When disposing of toxic substance-containing waste or toxic substance-contaminated soil, it is necessary to stabilize the toxic substance so that it does not elute. It is known that chelating agents are effective for insolubilizing harmful substances, but since this is used in the acidic to neutral range, it is an inexpensive cement to maintain workability during disposal. When solidifying materials such as these are mixed, there arises a problem that the insolubilization performance is lowered. Therefore, increasing the addition amount of the chelating agent has a problem of increasing processing costs.

JP 2001-121131 A JP 2006-272144 A JP 2012-188544 JP JP 2012-210577

  Patent Document 1 discloses that, in order to detoxify harmful metals, iron (II) sulfate and water are added to and mixed with waste containing them, and then a calcium compound is added to adjust the pH. This method requires a large amount of water and is entirely muddy. Patent Document 2 discloses a heavy metal insolubilizing agent obtained by calcining calcium aluminate hydrate at a high temperature to form a hardly water-soluble calcium salt on the particle surface. This method requires high-temperature calcination and a surface treatment process. Patent Document 3 discloses a heavy metal insolubilizing agent containing phosphoric acid such as hypophosphorous acid or phosphates. Patent Document 4 discloses a method for insolubilizing arsenic in soil by mixing iron sulfate and calcined dolomite in soil after making arsenic into a pentavalent form by oxidizing bacteria in order to detoxify arsenic in soil. In these methods, the production of the treatment agent or the use of the treatment agent is complicated, and the effect is not sufficient for many kinds of heavy metals and non-metallic harmful substances.

  An object of this invention is to provide the chemical | medical agent insolubilization treatment of the harmful substance in sludge, incineration ash, or soil.

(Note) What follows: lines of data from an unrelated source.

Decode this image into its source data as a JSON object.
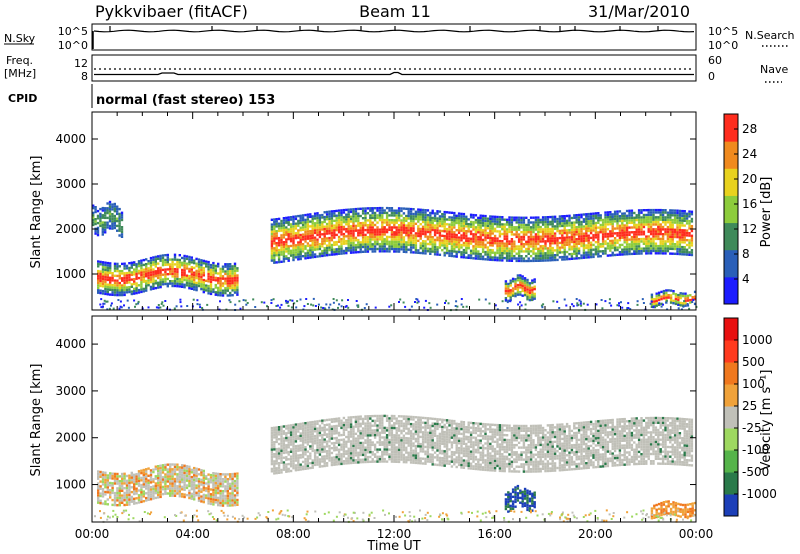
{
  "header": {
    "station": "Pykkvibaer (fitACF)",
    "beam": "Beam 11",
    "date": "31/Mar/2010"
  },
  "top_panels": {
    "nsky_label": "N.Sky",
    "nsky_tick_top": "10^5",
    "nsky_tick_bottom": "10^0",
    "nsearch_label": "N.Search",
    "freq_label_1": "Freq.",
    "freq_label_2": "[MHz]",
    "freq_tick_top": "12",
    "freq_tick_bottom": "8",
    "nave_label": "Nave",
    "nave_tick_top": "60",
    "nave_tick_bottom": "0",
    "cpid_label": "CPID",
    "cpid_text": "normal (fast stereo) 153"
  },
  "chart_data": [
    {
      "type": "heatmap",
      "name": "power",
      "ylabel": "Slant Range [km]",
      "yticks": [
        1000,
        2000,
        3000,
        4000
      ],
      "ylim": [
        200,
        4600
      ],
      "xlim": [
        0,
        24
      ],
      "colorbar": {
        "label": "Power [dB]",
        "ticks": [
          "4",
          "8",
          "12",
          "16",
          "20",
          "24",
          "28"
        ],
        "colors": [
          "#1c1cff",
          "#2a5fb8",
          "#3f8a5a",
          "#8dcc3c",
          "#e8d21e",
          "#f08a1e",
          "#ff2d1e"
        ]
      },
      "echo_bands": [
        {
          "t0": 0.2,
          "t1": 5.8,
          "r0": 600,
          "r1": 1300,
          "intensity": "high"
        },
        {
          "t0": 0.0,
          "t1": 1.2,
          "r0": 1900,
          "r1": 2500,
          "intensity": "low"
        },
        {
          "t0": 7.1,
          "t1": 23.8,
          "r0": 1300,
          "r1": 2300,
          "intensity": "high"
        },
        {
          "t0": 16.4,
          "t1": 17.6,
          "r0": 450,
          "r1": 900,
          "intensity": "high"
        },
        {
          "t0": 22.2,
          "t1": 24.0,
          "r0": 300,
          "r1": 600,
          "intensity": "high"
        }
      ]
    },
    {
      "type": "heatmap",
      "name": "velocity",
      "ylabel": "Slant Range [km]",
      "xlabel": "Time UT",
      "yticks": [
        1000,
        2000,
        3000,
        4000
      ],
      "ylim": [
        200,
        4600
      ],
      "xlim": [
        0,
        24
      ],
      "xticks": [
        "00:00",
        "04:00",
        "08:00",
        "12:00",
        "16:00",
        "20:00",
        "00:00"
      ],
      "colorbar": {
        "label": "Velocity [m s⁻¹]",
        "ticks": [
          "1000",
          "500",
          "100",
          "25",
          "-25",
          "-100",
          "-500",
          "-1000"
        ],
        "colors": [
          "#1c3fb8",
          "#2a7a4a",
          "#55b44a",
          "#9ed860",
          "#c0c0b8",
          "#f0a23a",
          "#f0781e",
          "#ff3a1e",
          "#e81010"
        ]
      },
      "echo_bands": [
        {
          "t0": 0.2,
          "t1": 5.8,
          "r0": 600,
          "r1": 1300,
          "intensity": "mixed"
        },
        {
          "t0": 7.1,
          "t1": 23.8,
          "r0": 1300,
          "r1": 2300,
          "intensity": "ground"
        },
        {
          "t0": 16.4,
          "t1": 17.6,
          "r0": 450,
          "r1": 900,
          "intensity": "toward"
        },
        {
          "t0": 22.2,
          "t1": 24.0,
          "r0": 300,
          "r1": 600,
          "intensity": "away"
        }
      ]
    }
  ]
}
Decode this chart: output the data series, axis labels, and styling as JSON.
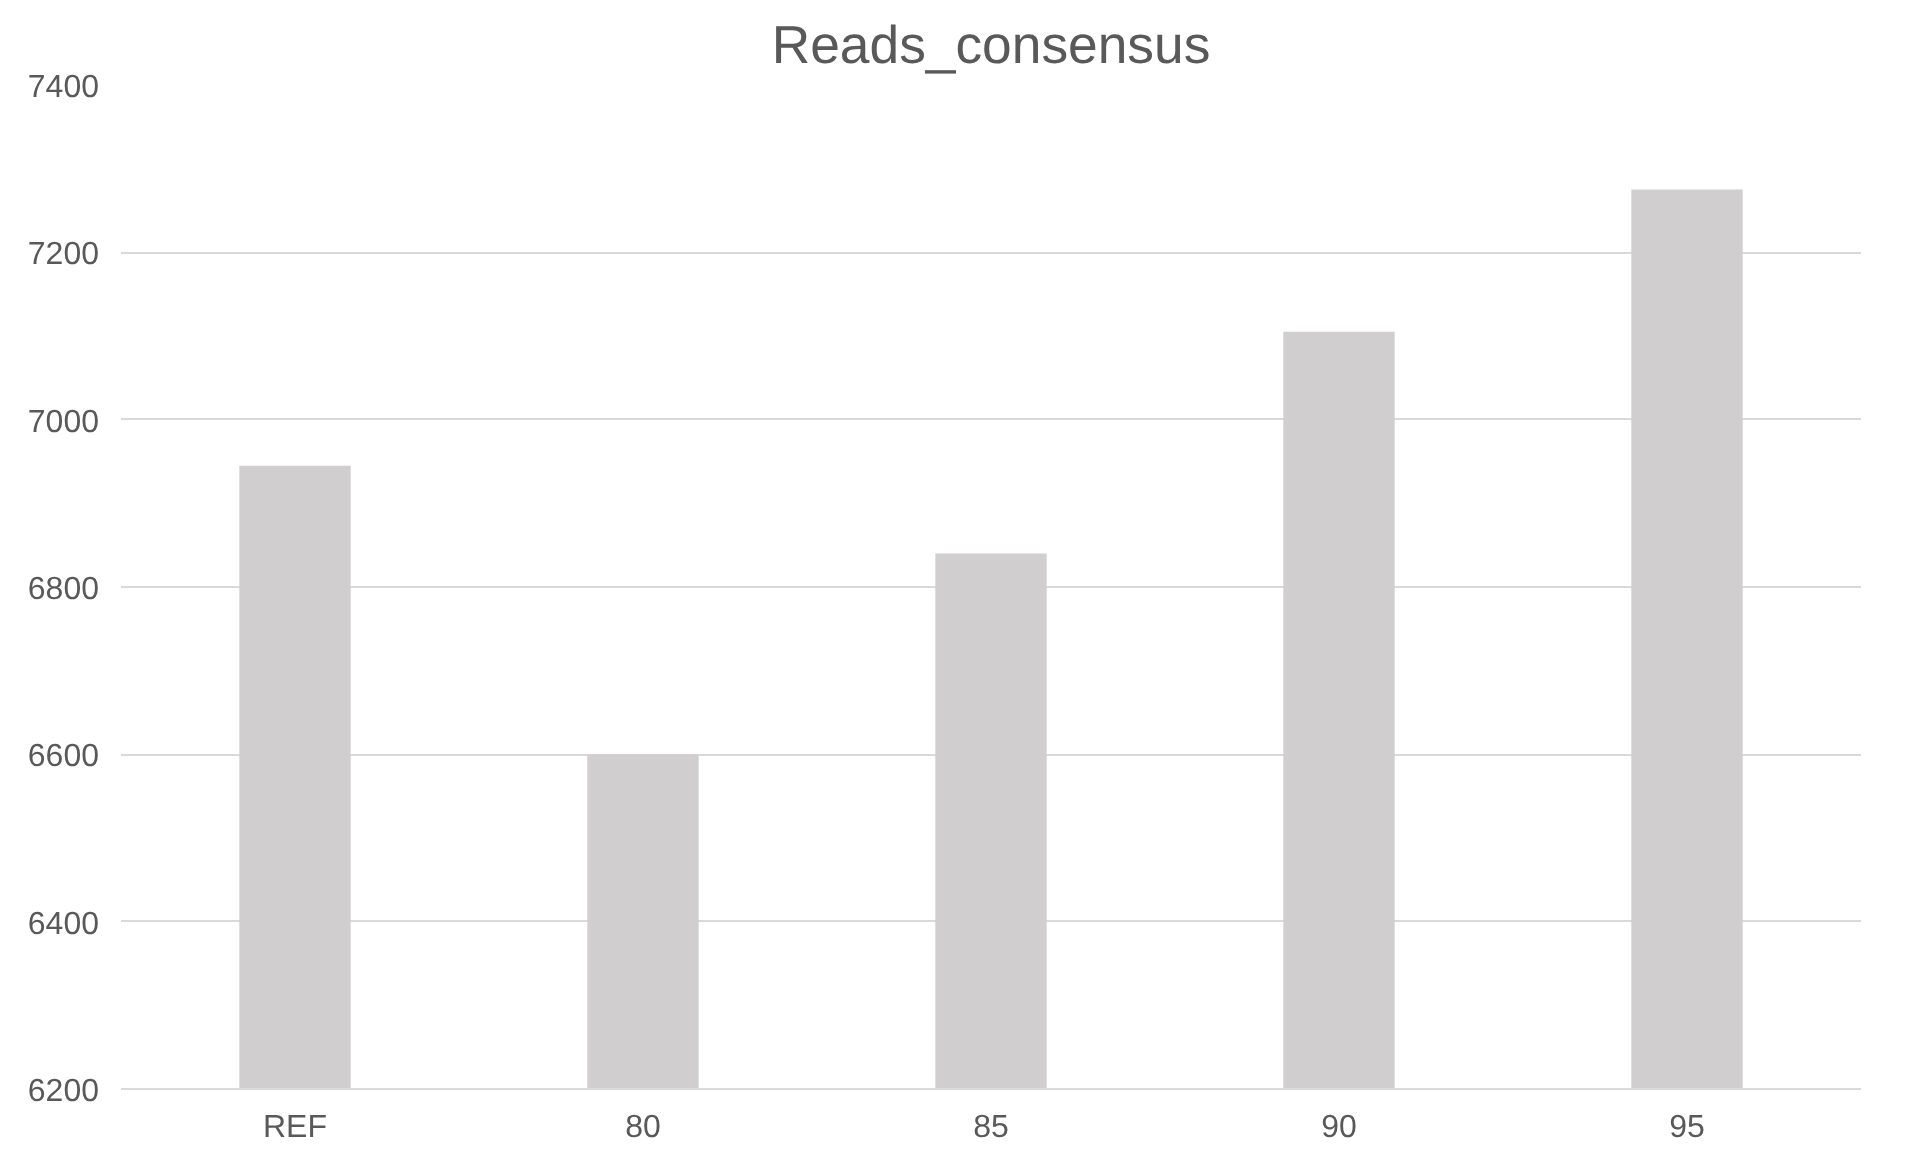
{
  "chart_data": {
    "type": "bar",
    "title": "Reads_consensus",
    "categories": [
      "REF",
      "80",
      "85",
      "90",
      "95"
    ],
    "values": [
      6945,
      6600,
      6840,
      7105,
      7275
    ],
    "color": "#d0cece",
    "ylim": [
      6200,
      7400
    ],
    "yticks": [
      6200,
      6400,
      6600,
      6800,
      7000,
      7200,
      7400
    ],
    "grid": "y"
  }
}
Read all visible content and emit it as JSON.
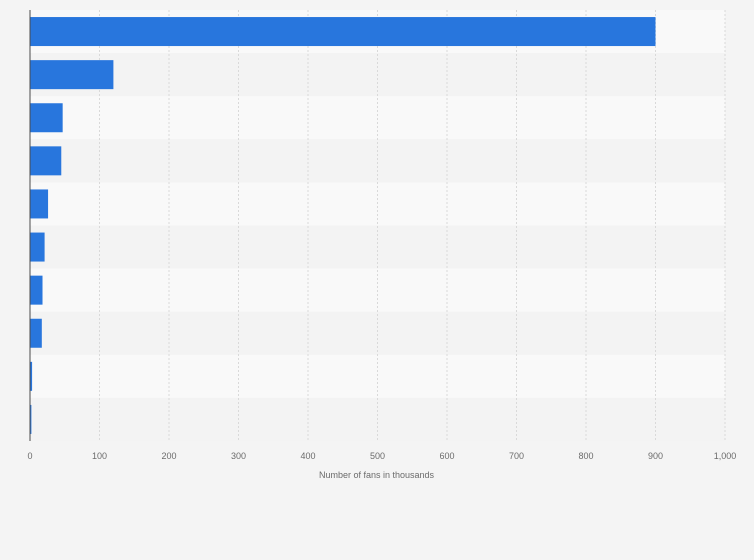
{
  "chart_data": {
    "type": "bar",
    "orientation": "horizontal",
    "title": "",
    "xlabel": "Number of fans in thousands",
    "ylabel": "",
    "categories": [
      "",
      "",
      "",
      "",
      "",
      "",
      "",
      "",
      "",
      ""
    ],
    "values": [
      900,
      120,
      47,
      45,
      26,
      21,
      18,
      17,
      3,
      2
    ],
    "xlim": [
      0,
      1000
    ],
    "x_ticks": [
      0,
      100,
      200,
      300,
      400,
      500,
      600,
      700,
      800,
      900,
      1000
    ],
    "x_tick_labels": [
      "0",
      "100",
      "200",
      "300",
      "400",
      "500",
      "600",
      "700",
      "800",
      "900",
      "1,000"
    ],
    "grid": true,
    "colors": {
      "bar": "#2876dd",
      "band_light": "#f9f9f9",
      "band_dark": "#f3f3f3",
      "gridline": "#d9d9d9",
      "axis": "#4a4a4a",
      "background": "#f4f4f4"
    }
  }
}
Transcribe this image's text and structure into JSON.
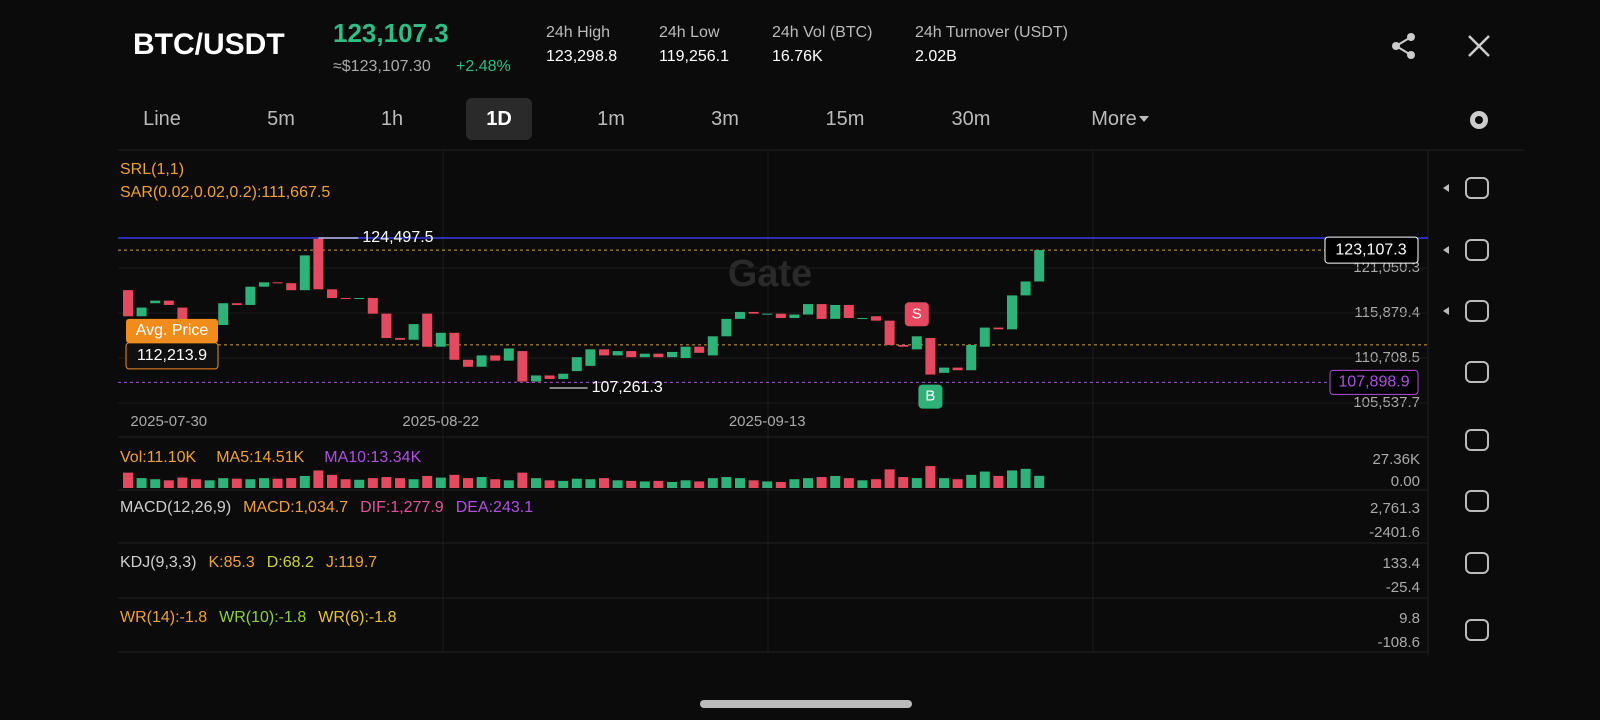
{
  "header": {
    "pair": "BTC/USDT",
    "price": "123,107.3",
    "fiat": "≈$123,107.30",
    "change": "+2.48%",
    "stats": [
      {
        "label": "24h High",
        "value": "123,298.8"
      },
      {
        "label": "24h Low",
        "value": "119,256.1"
      },
      {
        "label": "24h Vol (BTC)",
        "value": "16.76K"
      },
      {
        "label": "24h Turnover (USDT)",
        "value": "2.02B"
      }
    ]
  },
  "timeframes": [
    "Line",
    "5m",
    "1h",
    "1D",
    "1m",
    "3m",
    "15m",
    "30m",
    "More"
  ],
  "selected_timeframe": 3,
  "watermark": "Gate",
  "chart_data": {
    "type": "candlestick",
    "indicators": [
      "SRL(1,1)",
      "SAR(0.02,0.02,0.2):111,667.5"
    ],
    "categories": [
      null,
      null,
      null,
      "2025-07-30",
      null,
      null,
      null,
      null,
      null,
      null,
      null,
      null,
      null,
      null,
      null,
      null,
      null,
      null,
      null,
      null,
      null,
      null,
      null,
      "2025-08-22",
      null,
      null,
      null,
      null,
      null,
      null,
      null,
      null,
      null,
      null,
      null,
      null,
      null,
      null,
      null,
      null,
      null,
      null,
      null,
      null,
      null,
      null,
      null,
      "2025-09-13",
      null,
      null,
      null,
      null,
      null,
      null,
      null,
      null,
      null,
      null,
      null,
      null,
      null,
      null,
      null,
      null,
      null,
      null,
      null,
      null
    ],
    "open": [
      118500,
      115500,
      117000,
      117300,
      116500,
      114800,
      113800,
      114500,
      117000,
      116800,
      118900,
      119400,
      119300,
      118500,
      124400,
      118600,
      117600,
      117500,
      117600,
      115800,
      113000,
      112800,
      115800,
      112000,
      113600,
      110500,
      109700,
      111000,
      110400,
      111500,
      108000,
      108700,
      108300,
      109200,
      109800,
      111700,
      111000,
      111500,
      110800,
      111200,
      110800,
      110700,
      112000,
      111000,
      113200,
      115200,
      116000,
      115800,
      115800,
      115300,
      115700,
      116900,
      115200,
      116800,
      115300,
      115500,
      115000,
      112200,
      111700,
      113000,
      109000,
      109600,
      109300,
      112000,
      114200,
      114000,
      117900,
      119500
    ],
    "close": [
      115500,
      116500,
      117300,
      116800,
      114800,
      113800,
      115000,
      117000,
      116800,
      118900,
      119400,
      119300,
      118500,
      122500,
      118600,
      117600,
      117500,
      117600,
      115800,
      113000,
      112800,
      114600,
      112000,
      113600,
      110500,
      109700,
      111000,
      110400,
      111800,
      108000,
      108700,
      108300,
      108900,
      110800,
      111700,
      111000,
      111500,
      110800,
      111200,
      110800,
      111400,
      112000,
      111300,
      113200,
      115200,
      116000,
      115800,
      115800,
      115300,
      115700,
      116900,
      115200,
      116800,
      115300,
      115300,
      115000,
      112200,
      112000,
      113200,
      108800,
      109600,
      109300,
      112200,
      114200,
      114000,
      117900,
      119500,
      123107.3
    ],
    "up_color": "#2eb27a",
    "down_color": "#e5495f",
    "ylim": [
      102430,
      134610
    ],
    "yticks": [
      {
        "value": 121050.3,
        "label": "121,050.3"
      },
      {
        "value": 115879.4,
        "label": "115,879.4"
      },
      {
        "value": 110708.5,
        "label": "110,708.5"
      },
      {
        "value": 105537.7,
        "label": "105,537.7"
      }
    ],
    "high_marker": {
      "value": 124497.5,
      "label": "124,497.5",
      "index": 14
    },
    "low_marker": {
      "value": 107261.3,
      "label": "107,261.3",
      "index": 31
    },
    "last_price": {
      "value": 123107.3,
      "label": "123,107.3"
    },
    "avg_price": {
      "name": "Avg. Price",
      "value": 112213.9,
      "label": "112,213.9"
    },
    "level": {
      "value": 107898.9,
      "label": "107,898.9"
    },
    "signals": [
      {
        "label": "S",
        "index": 58
      },
      {
        "label": "B",
        "index": 59
      }
    ],
    "volume": {
      "labels": [
        {
          "text": "Vol:11.10K",
          "color": "#f0a03c"
        },
        {
          "text": "MA5:14.51K",
          "color": "#f0a03c"
        },
        {
          "text": "MA10:13.34K",
          "color": "#b04fe0"
        }
      ],
      "values": [
        14000,
        9000,
        8000,
        7000,
        9500,
        8000,
        7000,
        9000,
        8500,
        8000,
        9000,
        8500,
        9000,
        11000,
        16000,
        12000,
        8000,
        7500,
        9000,
        10000,
        9000,
        8000,
        11000,
        9500,
        12000,
        9000,
        10000,
        8000,
        7000,
        14000,
        9000,
        7000,
        6500,
        8500,
        8000,
        9000,
        7000,
        6500,
        6000,
        6500,
        5500,
        7000,
        6000,
        9000,
        10000,
        9000,
        7000,
        6000,
        5500,
        8000,
        9000,
        10000,
        11000,
        9000,
        7000,
        8000,
        17000,
        10000,
        9000,
        20000,
        9000,
        8000,
        12000,
        15000,
        11000,
        16000,
        17500,
        11100
      ],
      "ylim": [
        0,
        27360
      ],
      "yticks": [
        {
          "value": 27360,
          "label": "27.36K"
        },
        {
          "value": 0,
          "label": "0.00"
        }
      ]
    }
  },
  "panels": [
    {
      "labels": [
        {
          "text": "MACD(12,26,9)",
          "color": "#cfcfcf"
        },
        {
          "text": "MACD:1,034.7",
          "color": "#f0a03c"
        },
        {
          "text": "DIF:1,277.9",
          "color": "#e0559a"
        },
        {
          "text": "DEA:243.1",
          "color": "#b04fe0"
        }
      ],
      "ticks": [
        "2,761.3",
        "-2401.6"
      ]
    },
    {
      "labels": [
        {
          "text": "KDJ(9,3,3)",
          "color": "#cfcfcf"
        },
        {
          "text": "K:85.3",
          "color": "#f0a03c"
        },
        {
          "text": "D:68.2",
          "color": "#c8d33a"
        },
        {
          "text": "J:119.7",
          "color": "#e8a33a"
        }
      ],
      "ticks": [
        "133.4",
        "-25.4"
      ]
    },
    {
      "labels": [
        {
          "text": "WR(14):-1.8",
          "color": "#f0a03c"
        },
        {
          "text": "WR(10):-1.8",
          "color": "#8fd13a"
        },
        {
          "text": "WR(6):-1.8",
          "color": "#e8c33a"
        }
      ],
      "ticks": [
        "9.8",
        "-108.6"
      ]
    }
  ]
}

  The present invention comprises 5 to 90% by weight of a water-soluble acidic metal salt of at least one metal selected from iron, manganese and aluminum, and 2 to 80% by weight of a poorly water-soluble basic compound of an alkali metal and / or alkaline earth metal. And hydrated by reacting at least a part of a water-soluble acidic metal salt and a poorly water-soluble basic compound during the powder mixing. It is a powdery hazardous substance treating agent for insoluble substance insolubilization treatment characterized by containing a reaction product.

  Examples of the water-soluble acidic metal salt include at least one selected from iron chloride, iron nitrate, iron sulfate, manganese chloride, manganese sulfate, aluminum chloride, and aluminum sulfate, and these powders or a 15 to 35 wt% aqueous solution are used. Is done.

  Examples of the poorly water-soluble basic compound include at least one selected from calcium oxide, calcium hydroxide, calcium silicate, magnesium oxide, magnesium hydroxide, sodium silicate, potassium silicate, silicate glass, iron slag and cement, These powders are used.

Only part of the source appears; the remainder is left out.